Recensie Mieke: De terugkeer van Esther Gerritsen

Vijf jaar oud was Jennie toen haar vader de hand aan zichzelf zou hebben geslagen, nu twintig jaar geleden.

De terugkeer ★★★★

Pas als je het boek uit hebt, dringt het tot je door wat er op de cover staat: een schop die de grond ingaat. Wat onder de aarde lag, is boven de grond gehaald: een mooie illustratie van het thema van dit boek: Willen we het verleden oprakelen en erachter komen wat echt gebeurd is of laten we het liever rusten? De beginscène is heftig. Een drieënzestigjarige, zwaar depressieve man sleept zich in zijn onderbroek naar de koelkast om een pak sinaasappelsap te pakken. Zijn zoon Max van negen rent op dat moment de trap af en ziet het tafereel, maar wat vooral zijn aandacht trekt is de kille blik in de ogen van zijn moeder. ‘Hij betrapte haar op iets wat zij hem nooit had willen laten zien’.

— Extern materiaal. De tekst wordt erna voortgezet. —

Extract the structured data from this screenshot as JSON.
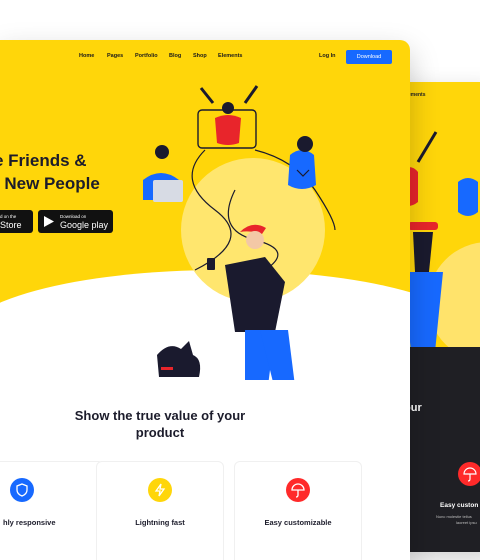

Dat gebeurde eenentwintig jaar geleden. Vader is al lang dood, hij pleegde uiteindelijk zelfmoord, met pillen. Max is nu een volwassen man met een vrouw en een dochter. En dan is er nog Jennie, zijn zus, die zo klein was toen haar vader stierf dat ze hem zich amper kan herinneren. Zij is het die zich af gaat vragen of het wel klopt van die zelfmoord. Is haar vader niet vermoord? Door moeder Johanna? die is aan het dementeren, en kan geen antwoord meer geven op haar vragen, en dus gaat Jennie op zoek, ze bijt zich er in vast, tot ergernis van Max. ‘Ik slaap goed, dat wil ik graag zo houden’.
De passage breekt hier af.